Enfin, une autre question pourrait être soulevée devant la Cour de Strasbourg : celle de l’impartialité du Conseil constitutionnel garanti à l’article 6 de la Convention. En effet, d’une part plusieurs de ses membres, et non des moindres, ont exprimé publiquement leur adhésion politique au mariage entre personnes de même sexe, et d’autre part, le Conseil constitutionnel en formation plénière a déjà eu à statuer sur la loi avant sa promulgation. Or, le fait que les mêmes « juges » statuent plusieurs fois sur la même affaire suffit pour la Cour de Strasbourg à mettre en doute l’impartialité objective de la juridiction en cause. Il est vrai que les procédures devant le Conseil constitutionnel sont d’une nature particulière, cependant, l’invocation de cette particularité pourrait ne pas suffire à justifier la non-application de l’article 6 de la Convention à la procédure de QPC, car les juridictions ordinaires sont tenues de respecter les décisions du Conseil constitutionnel.
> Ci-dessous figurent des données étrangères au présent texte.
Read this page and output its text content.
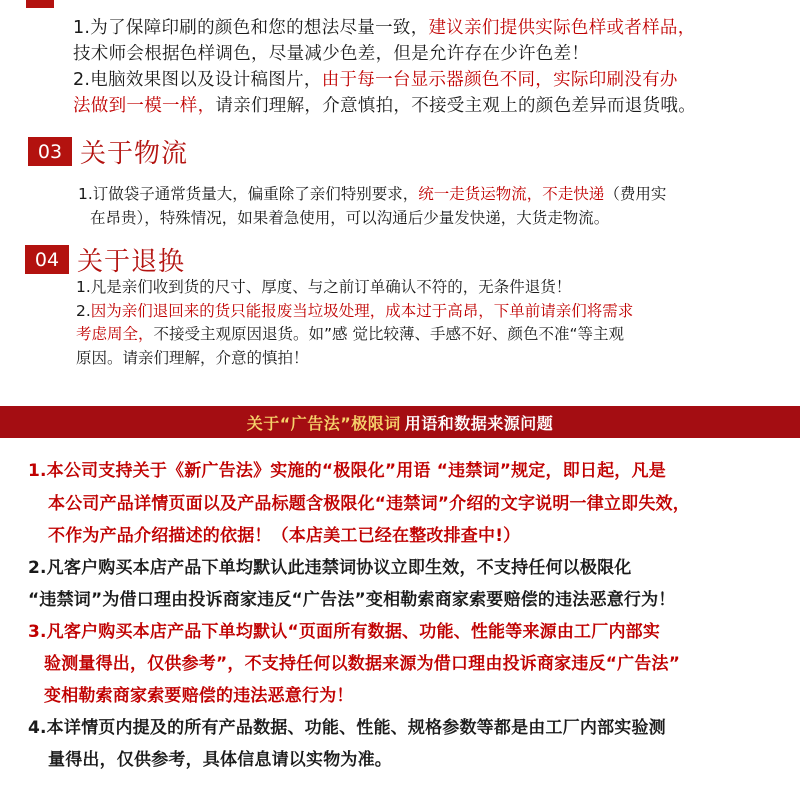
1.为了保障印刷的颜色和您的想法尽量一致，建议亲们提供实际色样或者样品，
技术师会根据色样调色，尽量减少色差，但是允许存在少许色差！
2.电脑效果图以及设计稿图片，由于每一台显示器颜色不同，实际印刷没有办
法做到一模一样，请亲们理解，介意慎拍，不接受主观上的颜色差异而退货哦。
03 关于物流
1.订做袋子通常货量大，偏重除了亲们特别要求，统一走货运物流，不走快递（费用实
在昂贵），特殊情况，如果着急使用，可以沟通后少量发快递，大货走物流。
04 关于退换
1.凡是亲们收到货的尺寸、厚度、与之前订单确认不符的，无条件退货！
2.因为亲们退回来的货只能报废当垃圾处理，成本过于高昂，下单前请亲们将需求
考虑周全，不接受主观原因退货。如”感 觉比较薄、手感不好、颜色不准“等主观
原因。请亲们理解，介意的慎拍！
关于“广告法”极限词 用语和数据来源问题
1.本公司支持关于《新广告法》实施的“极限化”用语 “违禁词”规定，即日起，凡是
本公司产品详情页面以及产品标题含极限化“违禁词”介绍的文字说明一律立即失效，
不作为产品介绍描述的依据！（本店美工已经在整改排查中!）
2.凡客户购买本店产品下单均默认此违禁词协议立即生效，不支持任何以极限化
“违禁词”为借口理由投诉商家违反“广告法”变相勒索商家索要赔偿的违法恶意行为！
3.凡客户购买本店产品下单均默认“页面所有数据、功能、性能等来源由工厂内部实
验测量得出，仅供参考”，不支持任何以数据来源为借口理由投诉商家违反“广告法”
变相勒索商家索要赔偿的违法恶意行为！
4.本详情页内提及的所有产品数据、功能、性能、规格参数等都是由工厂内部实验测
量得出，仅供参考，具体信息请以实物为准。
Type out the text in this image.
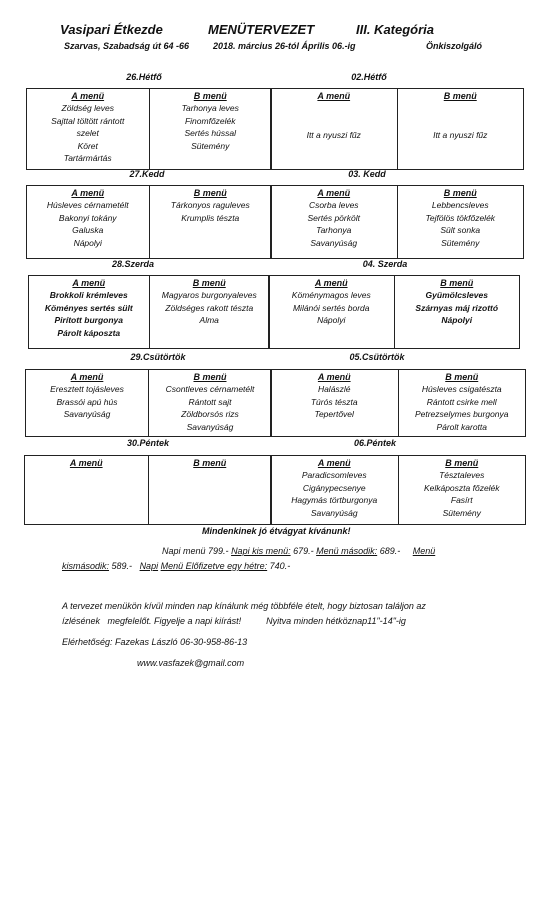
Vasipari Étkezde	MENÜTERVEZET	III. Kategória
Szarvas, Szabadság út 64 -66	2018. március 26-tól Április 06.-ig	Önkiszolgáló
26.Hétfő	02.Hétfő
A menü
Zöldség leves
Sajttal töltött rántott
szelet
Köret
Tartármártás
B menü
Tarhonya leves
Finomfőzelék
Sertés hússal
Sütemény
A menü
Itt a nyuszi fűz
B menü
Itt a nyuszi fűz
27.Kedd	03. Kedd
A menü
Húsleves cérnametélt
Bakonyi tokány
Galuska
Nápolyi
B menü
Tárkonyos raguleves
Krumplis tészta
A menü
Csorba leves
Sertés pörkölt
Tarhonya
Savanyúság
B menü
Lebbencsleves
Tejfölös tökfőzelék
Sült sonka
Sütemény
28.Szerda	04. Szerda
A menü
Brokkoli krémleves
Köményes sertés sült
Pirított burgonya
Párolt káposzta
B menü
Magyaros burgonyaleves
Zöldséges rakott tészta
Alma
A menü
Köménymagos leves
Milánói sertés borda
Nápolyi
B menü
Gyümölcsleves
Szárnyas máj rizottó
Nápolyi
29.Csütörtök	05.Csütörtök
A menü
Eresztett tojásleves
Brassói apú hús
Savanyúság
B menü
Csontleves cérnametélt
Rántott sajt
Zöldborsós rizs
Savanyúság
A menü
Halászlé
Túrós tészta
Tepertővel
B menü
Húsleves csigatészta
Rántott csirke mell
Petrezselymes burgonya
Párolt karotta
30.Péntek	06.Péntek
A menü	B menü	A menü
Paradicsomleves
Cigánypecsenye
Hagymás törtburgonya
Savanyúság
B menü
Tésztaleves
Kelkáposzta főzelék
Fasírt
Sütemény
Mindenkinek jó étvágyat kívánunk!
Napi menü 799.- Napi kis menü: 679.- Menü második: 689.- Menü
kismásodik: 589.- Napi Menü Előfizetve egy hétre: 740.-
A tervezet menükön kívül minden nap kínálunk még többféle ételt, hogy biztosan találjon az
ízlésének   megfelelőt. Figyelje a napi kiírást!          Nyitva minden hétköznap11"-14"-ig
Elérhetőség: Fazekas László 06-30-958-86-13
www.vasfazek@gmail.com
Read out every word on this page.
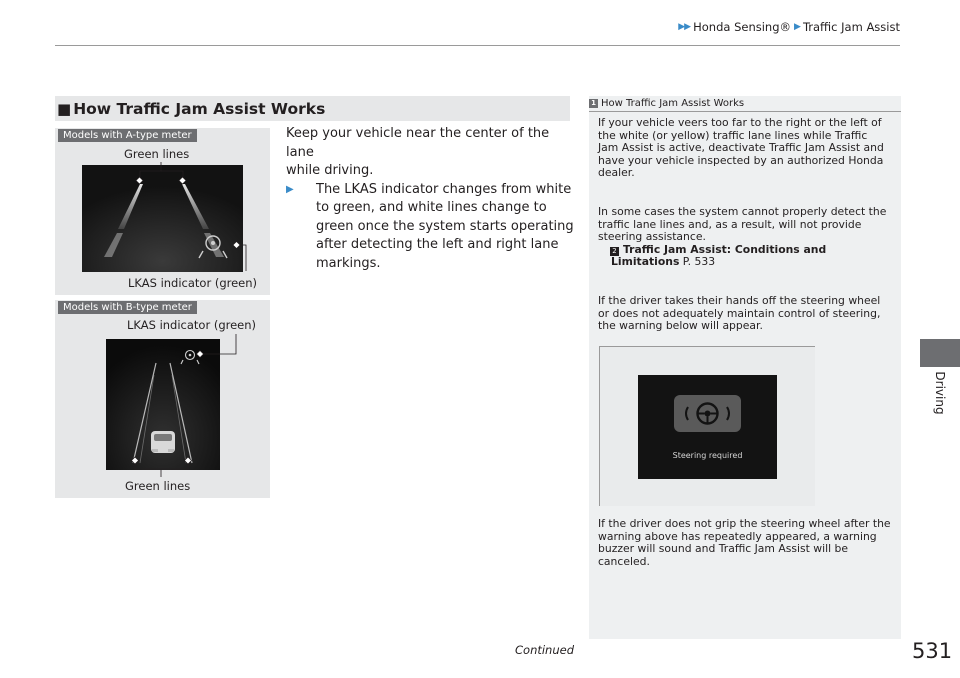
▶▶ Honda Sensing® ▶ Traffic Jam Assist
Driving
■ How Traffic Jam Assist Works
Models with A-type meter
Green lines
LKAS indicator (green)
Models with B-type meter
LKAS indicator (green)
Green lines
Keep your vehicle near the center of the lane
while driving.
▶	The LKAS indicator changes from white
to green, and white lines change to
green once the system starts operating
after detecting the left and right lane
markings.
1 How Traffic Jam Assist Works
If your vehicle veers too far to the right or the left of
the white (or yellow) traffic lane lines while Traffic
Jam Assist is active, deactivate Traffic Jam Assist and
have your vehicle inspected by an authorized Honda
dealer.
In some cases the system cannot properly detect the
traffic lane lines and, as a result, will not provide
steering assistance.
2 Traffic Jam Assist: Conditions and
Limitations P. 533
If the driver takes their hands off the steering wheel
or does not adequately maintain control of steering,
the warning below will appear.
If the driver does not grip the steering wheel after the
warning above has repeatedly appeared, a warning
buzzer will sound and Traffic Jam Assist will be
canceled.
Steering required
Continued	531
Finalement, il ressort de la jurisprudence de Strasbourg qu’un recours des maires objecteurs à la CEDH aurait des chances réelles d’obtenir gain de cause. Cependant, il faut garder à l’esprit que la Cour de Strasbourg -comme le Conseil constitutionnel- n’est pas plus une juridiction ordinaire. Ses jugements, qui sont toujours d’espèce, dépendent largement de facteurs politiques et de l’aléa de la composition de la chambre amenée à statuer, lorsqu’ils portent sur des matières idéologiques hautement controversées.